After the board voted down the plan 4-1, SCAQMD attorney Brian Tomasovic said that the decision makes the process of reducing ethylene oxide emissions more difficult in that Sterigenics may raise a legal defense on the issue of where is a violation, harming the goal to reduce overall air pollution in Southern California.

“All of that is in play now,” Tomasovic said. “It will be difficult. We hoped for a different result, particularly with other EtO facilities. We were hoping that this would be a good model, especially to encourage those facilities to come forward and work with us.”

County Supervisor Janice Hahn said she was glad the hearing board chose not to approve the deal, and tweeted the plan would have allowed Sterigenics to continue business as usual and even increase ethylene oxide emissions.

“That said, doing nothing is unacceptable,” Hahn tweeted. “Sterigenics is still emitting dangerous levels of carcinogenic EtO. I am urging the @SouthCoast AQMD Hearing Board to reconvene as quickly as possible and shut Sterigenics down until they can lower their emissions to safe levels.”

Following the board’s ruling, Assemblyman Miguel Santiago, D-Los Angeles, who represents the 53rd Assembly District that includes Vernon and Maywood, said in a press release that Sterigenics will continue to let pollutants escape until a new plan is adopted.

“We need to ensure that Sterigenics will not pollute our communities so we can protect our communities and workers,” Santiago said. “Our communities and especially our children deserve clean air. I urge the SCAQMD hearing board to reconvene as soon as possible and have the Sterigenics facility stop poisoning our communities with cancer-causing chemicals. We will not stop until our communities are safe and free of polluted air.”

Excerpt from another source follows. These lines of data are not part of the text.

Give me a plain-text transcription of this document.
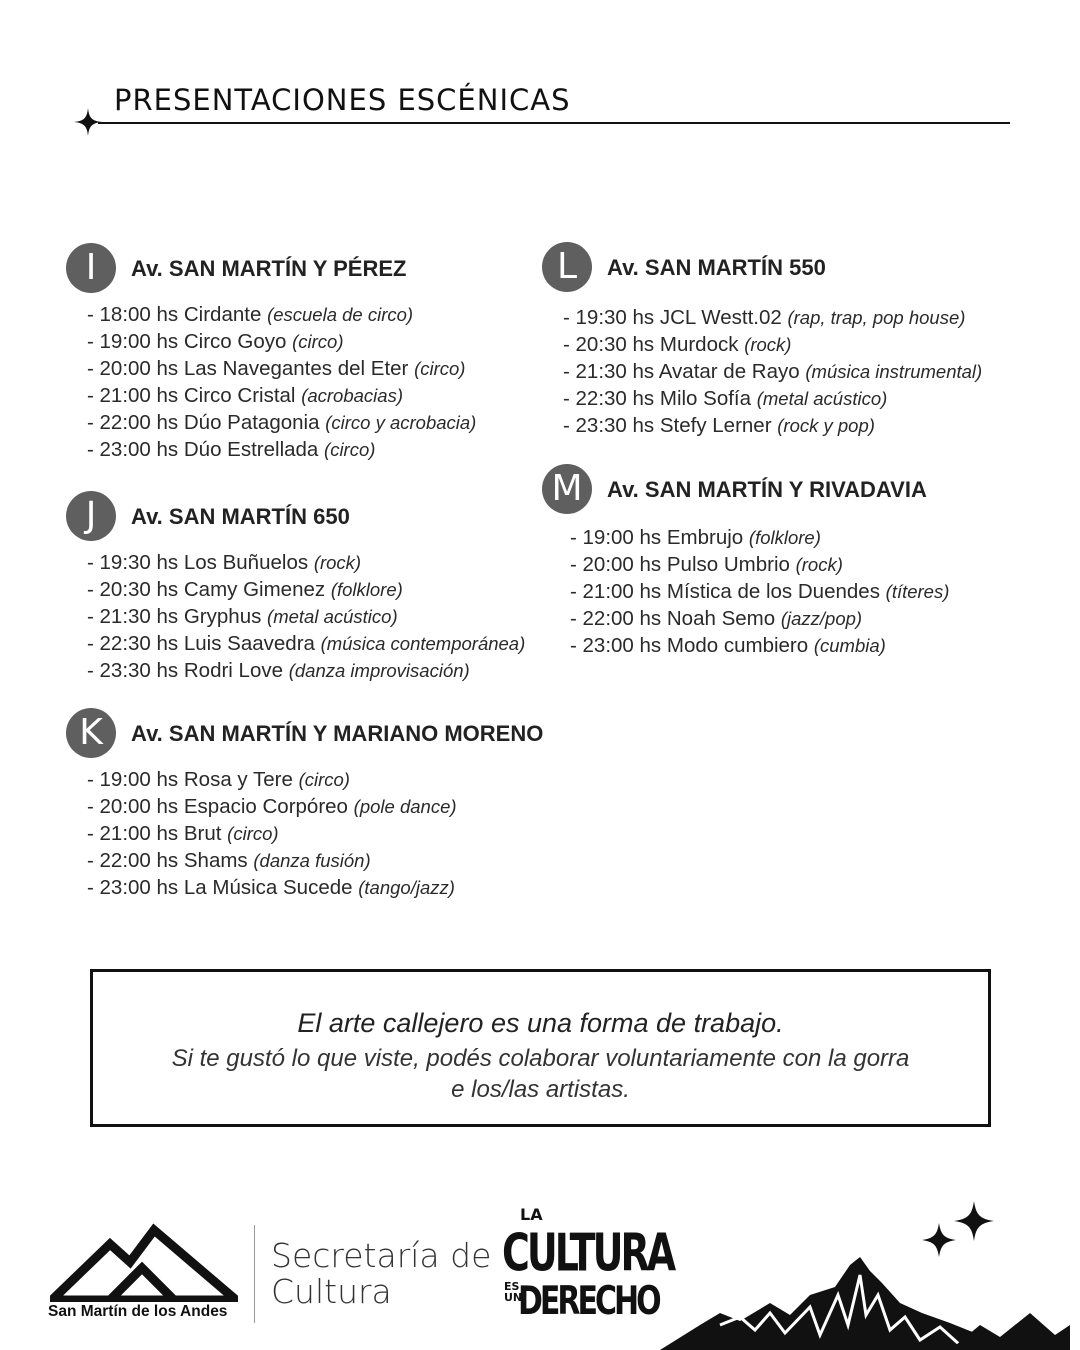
PRESENTACIONES ESCÉNICAS
I	Av. SAN MARTÍN Y PÉREZ
- 18:00 hs Cirdante (escuela de circo)
- 19:00 hs Circo Goyo (circo)
- 20:00 hs Las Navegantes del Eter (circo)
- 21:00 hs Circo Cristal (acrobacias)
- 22:00 hs Dúo Patagonia (circo y acrobacia)
- 23:00 hs Dúo Estrellada (circo)
J	Av. SAN MARTÍN 650
- 19:30 hs Los Buñuelos (rock)
- 20:30 hs Camy Gimenez (folklore)
- 21:30 hs Gryphus (metal acústico)
- 22:30 hs Luis Saavedra (música contemporánea)
- 23:30 hs Rodri Love (danza improvisación)
K	Av. SAN MARTÍN Y MARIANO MORENO
- 19:00 hs Rosa y Tere (circo)
- 20:00 hs Espacio Corpóreo (pole dance)
- 21:00 hs Brut (circo)
- 22:00 hs Shams (danza fusión)
- 23:00 hs La Música Sucede (tango/jazz)
L	Av. SAN MARTÍN 550
- 19:30 hs JCL Westt.02 (rap, trap, pop house)
- 20:30 hs Murdock (rock)
- 21:30 hs Avatar de Rayo (música instrumental)
- 22:30 hs Milo Sofía (metal acústico)
- 23:30 hs Stefy Lerner (rock y pop)
M	Av. SAN MARTÍN Y RIVADAVIA
- 19:00 hs Embrujo (folklore)
- 20:00 hs Pulso Umbrio (rock)
- 21:00 hs Mística de los Duendes (títeres)
- 22:00 hs Noah Semo (jazz/pop)
- 23:00 hs Modo cumbiero (cumbia)
El arte callejero es una forma de trabajo.
Si te gustó lo que viste, podés colaborar voluntariamente con la gorra
e los/las artistas.
San Martín de los Andes
Secretaría de
Cultura
LA
CULTURA
ES
UN
DERECHO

The Sterigenics facilities sterilizes more than 45 million units of medical equipment a year, including catheters, surgical kits, IV sets and more.

Sterigenics released a statement saying the company is disappointed that the stipulated proposed order with the SCAQMD was not approved by the hearing board, and that the facilities already had begun implementing the control enhancements.

“We will not let recent developments delay implementation of these measures and we will continue to work under the oversight of SCAQMD to reduce emissions further,” the statement said. “Accordingly, Sterigenics will voluntarily proceed with implementing the immediate, interim, and long-term emissions control enhancements on the timeline outlined in the proposed order.”

The company also set up a web page at www.sterigenicsvernon.com, with information about the process of sterilizing medical devices, how manufactures and hospitals benefit from it and the creation of 40 “well-paying industrial jobs in the area.”

The next board hearing is set for Aug. 30.